16 Doch over de stammen Israëls waren dezen: over de Rubenieten was Eliëzer, de zoon van Zichri, voorganger; over de Simeonieten was Sefátja, de zoon van Máächa;
17 Over de Levieten was Hasábja, de zoon van Kemúël; over de Aäronieten was Zadok;
18 Over Juda was Elihu, uit de broederen van David; over Issaschar was Omri, de zoon van Michaël;
19 Over Zebulon was Jísmaja, de zoon van Obadja; over Naftali was Jerímoth, de zoon van Azriël;
20 Over de kinderen van Efraïm was Hoséa, de zoon van Azázja; over den halven stam van Manasse was Joël, de zoon van Pedája;
21 Over half Manasse in Gilead was Jiddo, de zoon van Zechárja; over Benjamin was Jaäsiël, de zoon van Abner;
22 Over Dan was Azarel, de zoon van Jeróham. Dezen waren de oversten der stammen Israëls.
23 Maar David nam het getal van die niet op, die twintig jaren oud en daarbeneden waren; omdat de HEERE gezegd had dat Hij Israël vermenigvuldigen zou als de sterren des hemels.
24 Joab, de zoon van Zerúja, had begonnen te tellen, maar hij voleindde het niet, omdat er deswege een grote toorn over Israël gekomen was; daarom is het getal niet opgebracht in de rekening der kroniek van den koning David.
25 En over de schatten des konings was Azmáveth, de zoon van Adíël; en over de schatten op het land, in de steden en in de dorpen en in de torens, was Jónathan, de zoon van Uzzia.
26 En over hen die het akkerwerk deden, in de landbouwerij, was Ezri, de zoon van Chelub.

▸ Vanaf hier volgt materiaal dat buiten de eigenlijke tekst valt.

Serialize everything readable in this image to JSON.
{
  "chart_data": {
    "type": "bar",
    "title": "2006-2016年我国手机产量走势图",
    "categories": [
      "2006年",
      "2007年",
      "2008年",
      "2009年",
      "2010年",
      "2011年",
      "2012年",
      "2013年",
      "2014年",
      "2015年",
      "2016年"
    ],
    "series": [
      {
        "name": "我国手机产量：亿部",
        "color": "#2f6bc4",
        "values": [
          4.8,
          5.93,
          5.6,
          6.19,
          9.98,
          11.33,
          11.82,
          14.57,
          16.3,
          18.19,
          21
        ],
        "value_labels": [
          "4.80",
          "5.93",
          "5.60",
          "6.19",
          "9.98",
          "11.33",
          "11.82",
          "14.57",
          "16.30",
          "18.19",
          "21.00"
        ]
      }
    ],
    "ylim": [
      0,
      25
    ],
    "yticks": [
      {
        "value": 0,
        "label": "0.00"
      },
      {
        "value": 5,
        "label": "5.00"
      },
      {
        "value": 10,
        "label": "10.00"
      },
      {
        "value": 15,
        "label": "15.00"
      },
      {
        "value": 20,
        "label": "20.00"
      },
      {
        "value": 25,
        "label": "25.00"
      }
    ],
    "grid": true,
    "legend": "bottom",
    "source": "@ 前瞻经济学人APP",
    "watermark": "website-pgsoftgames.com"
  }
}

27 En over de wijngaarden was Simeï, de Ramathiet; maar over hetgeen dat van de wijnstokken kwam tot de schatten des wijns, was Zabdi, de Sifmiet.
28 En over de olijfgaarden en de wilde vijgenbomen, die in de laagte waren, was Baäl-Hánan, de Gederiet; maar Joas was over de schatten der olie.
29 En over de runderen die in Saron weidden, was Sitrai, de Saroniet; maar over de runderen in de laagten was Safat, de zoon van Adlai.
30 En over de kemels was Obil, de Ismaëliet; en over de ezelinnen was Jéchdeja, de Meronothiet.
31 En over het kleine vee was Jaziz, de Hagariet. Al dezen waren oversten over de have die de koning David had.
32 En Jónathan, Davids oom, was raad, een verstandig man; hij was ook schrijver; Jehíël nu, de zoon van Hachmóni, was bij de zonen des konings.
33 En Achitófel was raad des konings; en Husai, de Archiet, was des konings vriend.
34 En na Achitófel was Jójada, de zoon van Benája, en Abjathar; maar Joab was des konings krijgsoverste.